The opportunity to lock in a real estate investment for the future while avoiding the impact of today’s higher interest rates is pushing more buyers into the presale market, says one expert.
“Homebuyers do believe that presale is a strong opportunity today. And they believe that because they can lock in today's price, and they can avoid today's interest rate,” said Ryan Lalonde, president and partner of MLA Canada.
The real estate service provider predicts that presale activity in the first two quarters of 2023 will be lower than the record highs seen in 2021 and 2022.
However, this will be “viewed positively” when compared to the low sales activity and negative sentiment of the second half of 2022, MLA Canada said in a market analysis released March 2.
In the coming year, MLA Canada forecasts that there will be 95 presale program launches, which will bring a total of roughly 11,000 units to the market. Of this total, it is predicted that there will be 4,300 concrete, 4,950 wood frame and 1,750 townhome units.
“What's been really interesting is that over the last 12 months, as we've seen market corrections primarily tied to post COVID-19 and interest rate adjustments, there's been a shift in demand away from resale towards presale transactions,” Lalonde said.
One of factors driving this shift in sentiment is a lack of supply in the resale market, he said.
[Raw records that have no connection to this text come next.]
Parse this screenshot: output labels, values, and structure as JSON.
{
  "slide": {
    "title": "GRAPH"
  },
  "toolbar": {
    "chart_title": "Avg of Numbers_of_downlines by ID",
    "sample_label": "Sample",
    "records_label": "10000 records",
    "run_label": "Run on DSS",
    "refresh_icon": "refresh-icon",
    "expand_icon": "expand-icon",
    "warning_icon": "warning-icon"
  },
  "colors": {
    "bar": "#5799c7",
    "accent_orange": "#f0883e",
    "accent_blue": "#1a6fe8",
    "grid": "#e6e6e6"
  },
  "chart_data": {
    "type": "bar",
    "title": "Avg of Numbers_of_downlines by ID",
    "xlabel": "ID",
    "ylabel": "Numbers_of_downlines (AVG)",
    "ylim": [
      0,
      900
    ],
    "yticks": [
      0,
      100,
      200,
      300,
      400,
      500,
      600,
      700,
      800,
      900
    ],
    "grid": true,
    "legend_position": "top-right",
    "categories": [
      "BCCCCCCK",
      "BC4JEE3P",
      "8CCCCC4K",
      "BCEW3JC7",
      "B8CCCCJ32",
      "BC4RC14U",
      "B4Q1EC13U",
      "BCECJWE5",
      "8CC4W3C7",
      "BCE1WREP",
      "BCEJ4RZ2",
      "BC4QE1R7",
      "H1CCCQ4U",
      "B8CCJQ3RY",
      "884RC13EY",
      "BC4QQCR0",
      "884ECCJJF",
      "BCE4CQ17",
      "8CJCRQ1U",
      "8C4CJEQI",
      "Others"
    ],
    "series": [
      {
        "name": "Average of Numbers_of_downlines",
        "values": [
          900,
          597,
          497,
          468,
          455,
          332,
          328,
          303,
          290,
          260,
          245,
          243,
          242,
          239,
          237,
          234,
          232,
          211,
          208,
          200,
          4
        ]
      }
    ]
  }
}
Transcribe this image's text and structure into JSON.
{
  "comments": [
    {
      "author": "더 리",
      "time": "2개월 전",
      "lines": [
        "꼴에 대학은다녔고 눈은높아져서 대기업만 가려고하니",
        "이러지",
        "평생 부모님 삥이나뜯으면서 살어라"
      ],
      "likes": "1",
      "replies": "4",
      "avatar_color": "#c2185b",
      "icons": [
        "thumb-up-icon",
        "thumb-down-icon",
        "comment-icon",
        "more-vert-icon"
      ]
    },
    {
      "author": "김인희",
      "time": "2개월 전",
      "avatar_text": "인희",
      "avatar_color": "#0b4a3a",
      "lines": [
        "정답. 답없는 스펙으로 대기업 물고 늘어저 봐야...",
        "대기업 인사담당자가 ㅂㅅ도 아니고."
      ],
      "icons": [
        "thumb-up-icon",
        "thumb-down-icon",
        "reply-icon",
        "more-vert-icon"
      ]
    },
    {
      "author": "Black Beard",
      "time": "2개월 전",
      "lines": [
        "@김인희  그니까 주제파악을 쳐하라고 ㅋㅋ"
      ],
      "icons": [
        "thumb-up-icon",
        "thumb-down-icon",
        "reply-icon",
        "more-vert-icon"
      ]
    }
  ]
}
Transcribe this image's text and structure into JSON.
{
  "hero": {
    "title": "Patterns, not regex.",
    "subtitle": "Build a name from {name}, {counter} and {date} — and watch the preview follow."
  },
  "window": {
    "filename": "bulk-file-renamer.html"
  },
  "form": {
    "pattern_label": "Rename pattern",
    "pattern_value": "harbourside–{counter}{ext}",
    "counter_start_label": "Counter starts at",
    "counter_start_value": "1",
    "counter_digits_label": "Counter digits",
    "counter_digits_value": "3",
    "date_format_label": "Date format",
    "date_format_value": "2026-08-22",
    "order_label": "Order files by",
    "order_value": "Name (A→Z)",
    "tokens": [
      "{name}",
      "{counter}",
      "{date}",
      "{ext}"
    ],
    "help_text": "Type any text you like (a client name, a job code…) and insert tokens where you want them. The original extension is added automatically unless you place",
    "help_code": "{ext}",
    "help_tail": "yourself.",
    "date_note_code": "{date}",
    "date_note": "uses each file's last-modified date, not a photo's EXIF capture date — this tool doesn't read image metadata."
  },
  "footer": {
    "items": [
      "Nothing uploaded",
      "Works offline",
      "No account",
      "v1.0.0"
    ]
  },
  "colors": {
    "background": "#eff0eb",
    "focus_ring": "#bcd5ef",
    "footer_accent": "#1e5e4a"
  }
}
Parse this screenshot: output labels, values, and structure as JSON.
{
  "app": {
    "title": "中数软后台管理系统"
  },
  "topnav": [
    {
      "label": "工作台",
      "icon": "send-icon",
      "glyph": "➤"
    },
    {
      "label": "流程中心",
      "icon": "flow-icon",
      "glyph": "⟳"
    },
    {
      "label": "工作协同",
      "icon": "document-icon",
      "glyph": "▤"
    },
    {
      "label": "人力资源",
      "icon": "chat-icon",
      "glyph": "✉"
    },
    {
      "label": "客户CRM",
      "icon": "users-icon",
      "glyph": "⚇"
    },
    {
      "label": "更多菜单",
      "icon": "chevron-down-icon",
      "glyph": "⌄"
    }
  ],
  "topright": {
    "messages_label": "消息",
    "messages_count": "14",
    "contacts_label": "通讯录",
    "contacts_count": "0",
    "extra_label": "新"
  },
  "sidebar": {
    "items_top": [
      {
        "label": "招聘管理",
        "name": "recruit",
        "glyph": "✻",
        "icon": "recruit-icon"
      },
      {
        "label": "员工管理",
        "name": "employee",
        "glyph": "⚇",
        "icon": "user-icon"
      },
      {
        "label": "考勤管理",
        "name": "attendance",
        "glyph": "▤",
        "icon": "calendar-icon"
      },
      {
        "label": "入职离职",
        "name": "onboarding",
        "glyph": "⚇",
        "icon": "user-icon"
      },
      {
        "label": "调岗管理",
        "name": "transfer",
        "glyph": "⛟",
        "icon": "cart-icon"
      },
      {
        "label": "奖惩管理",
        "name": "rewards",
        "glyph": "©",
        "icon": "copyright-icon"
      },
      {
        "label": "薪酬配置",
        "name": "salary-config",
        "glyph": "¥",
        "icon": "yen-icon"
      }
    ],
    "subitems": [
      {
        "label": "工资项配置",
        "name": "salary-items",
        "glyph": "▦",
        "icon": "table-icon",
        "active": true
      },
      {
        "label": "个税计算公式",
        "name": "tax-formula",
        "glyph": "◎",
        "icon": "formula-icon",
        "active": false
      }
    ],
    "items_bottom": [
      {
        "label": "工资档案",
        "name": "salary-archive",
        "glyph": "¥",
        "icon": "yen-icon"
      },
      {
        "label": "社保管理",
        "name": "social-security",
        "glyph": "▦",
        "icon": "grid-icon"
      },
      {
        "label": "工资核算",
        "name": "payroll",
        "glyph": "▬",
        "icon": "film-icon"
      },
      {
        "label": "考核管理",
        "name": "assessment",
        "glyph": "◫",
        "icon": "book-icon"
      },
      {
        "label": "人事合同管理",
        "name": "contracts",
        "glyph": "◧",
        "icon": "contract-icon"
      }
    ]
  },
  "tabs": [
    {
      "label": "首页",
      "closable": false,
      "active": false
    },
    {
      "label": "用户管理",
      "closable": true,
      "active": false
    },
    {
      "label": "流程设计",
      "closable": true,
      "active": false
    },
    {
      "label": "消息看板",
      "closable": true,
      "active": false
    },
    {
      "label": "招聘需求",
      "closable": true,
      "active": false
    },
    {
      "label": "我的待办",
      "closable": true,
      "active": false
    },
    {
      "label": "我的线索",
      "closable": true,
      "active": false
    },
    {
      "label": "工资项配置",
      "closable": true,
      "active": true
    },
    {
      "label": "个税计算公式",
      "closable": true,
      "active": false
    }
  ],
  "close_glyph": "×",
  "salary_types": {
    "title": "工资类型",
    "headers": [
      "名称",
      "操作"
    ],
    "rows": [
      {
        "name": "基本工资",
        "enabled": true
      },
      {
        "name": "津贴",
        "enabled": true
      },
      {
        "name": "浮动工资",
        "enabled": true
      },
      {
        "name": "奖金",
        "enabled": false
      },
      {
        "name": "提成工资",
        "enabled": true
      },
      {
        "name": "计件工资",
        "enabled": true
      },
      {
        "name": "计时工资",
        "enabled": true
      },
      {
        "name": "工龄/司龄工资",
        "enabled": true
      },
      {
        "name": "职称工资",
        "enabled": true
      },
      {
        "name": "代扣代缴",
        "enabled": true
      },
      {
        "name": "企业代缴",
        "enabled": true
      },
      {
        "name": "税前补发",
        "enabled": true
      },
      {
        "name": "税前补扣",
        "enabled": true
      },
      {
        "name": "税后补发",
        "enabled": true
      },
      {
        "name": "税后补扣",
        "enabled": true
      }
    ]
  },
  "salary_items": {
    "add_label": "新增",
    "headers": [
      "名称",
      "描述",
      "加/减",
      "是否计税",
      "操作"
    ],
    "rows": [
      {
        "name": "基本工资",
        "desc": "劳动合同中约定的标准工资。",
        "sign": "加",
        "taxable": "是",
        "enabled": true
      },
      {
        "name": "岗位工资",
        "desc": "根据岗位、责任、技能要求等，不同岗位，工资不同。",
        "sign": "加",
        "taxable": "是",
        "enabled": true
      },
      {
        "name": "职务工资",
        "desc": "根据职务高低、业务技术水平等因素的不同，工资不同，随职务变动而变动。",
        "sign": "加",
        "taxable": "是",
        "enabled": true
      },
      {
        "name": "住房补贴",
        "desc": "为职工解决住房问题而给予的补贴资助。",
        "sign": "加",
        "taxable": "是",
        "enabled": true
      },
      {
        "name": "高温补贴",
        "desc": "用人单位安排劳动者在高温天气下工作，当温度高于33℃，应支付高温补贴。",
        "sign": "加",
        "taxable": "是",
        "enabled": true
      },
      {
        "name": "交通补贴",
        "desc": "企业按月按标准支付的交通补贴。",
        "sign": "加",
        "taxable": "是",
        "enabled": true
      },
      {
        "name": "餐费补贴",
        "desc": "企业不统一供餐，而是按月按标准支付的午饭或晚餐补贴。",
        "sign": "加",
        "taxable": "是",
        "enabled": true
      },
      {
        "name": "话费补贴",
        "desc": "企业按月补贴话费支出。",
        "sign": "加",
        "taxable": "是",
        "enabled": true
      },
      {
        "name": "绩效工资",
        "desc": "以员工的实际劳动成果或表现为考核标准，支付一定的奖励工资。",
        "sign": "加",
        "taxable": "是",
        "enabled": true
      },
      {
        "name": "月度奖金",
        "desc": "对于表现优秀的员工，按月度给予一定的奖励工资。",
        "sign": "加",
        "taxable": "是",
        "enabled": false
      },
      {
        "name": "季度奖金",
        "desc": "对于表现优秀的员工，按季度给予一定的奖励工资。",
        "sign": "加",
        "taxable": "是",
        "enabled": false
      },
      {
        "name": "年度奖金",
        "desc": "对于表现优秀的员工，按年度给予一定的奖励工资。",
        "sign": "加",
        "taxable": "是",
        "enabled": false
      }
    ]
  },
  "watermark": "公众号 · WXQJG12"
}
Taylor Biggar, chairman of the Real Estate Board of Greater Vancouver (REBGV), described Metro Vancouver’s housing market as “significantly undersupplied” in his organization’s latest monthly report.
Last month’s home sales totalled approximately 1,808 – 33 per cent below the 10-year February sales average, according to the REBGV’s report.
Of the presale units that will hit the market this year, MLA Canada predicts 45 per cent of released inventory will be absorbed by 2024, according to its latest market report.
“Homebuyers are not finding access to supply in the resale marketplace and then are considering presale as an alternative. And that's been really driving price points and driving absorption in the presale marketplaces,” he said.
As a result, the gap between presale and resale pricing has been growing in certain markets, according to Lalonde.
“That's quite surprising to us, given the fact that you have what seems to be some strong headwinds and certainly lower buyer sentiment in today's marketplace than what we've seen in the past. But still, people believe that the future value of a new home is higher than what a comparable resale home would be transacting for in any general marketplace.”
When it comes to the success of a presale, real estate agent Jesse Klein said that presale projects priced 15-20 per cent over resale are struggling to hit their sales targets. He described the current premium for presale as “crazy high.”
“If they lower it to maybe five or 10 per cent above resale, then they're getting a lot of activity, and they're actually making a lot of sales,” he said. “It really depends on where you're priced. There's a pretty huge discrepancy between well priced projects, and then those that are asking quite a bit above the resale market. So, last year, you could ask 20 per cent over resale and still sell out but it’s definitely not the case right now.”
In the short term, Lalonde sees the impact of this shift in buyer sentiment resulting in less pressure on resale pricing as more buyers look to presale as an alternative.
“I think what you're going to continue to see is strong demand for presale and strong pressure on presale to be able to fill in whatever the resale marketplace is unable to fill,” he said.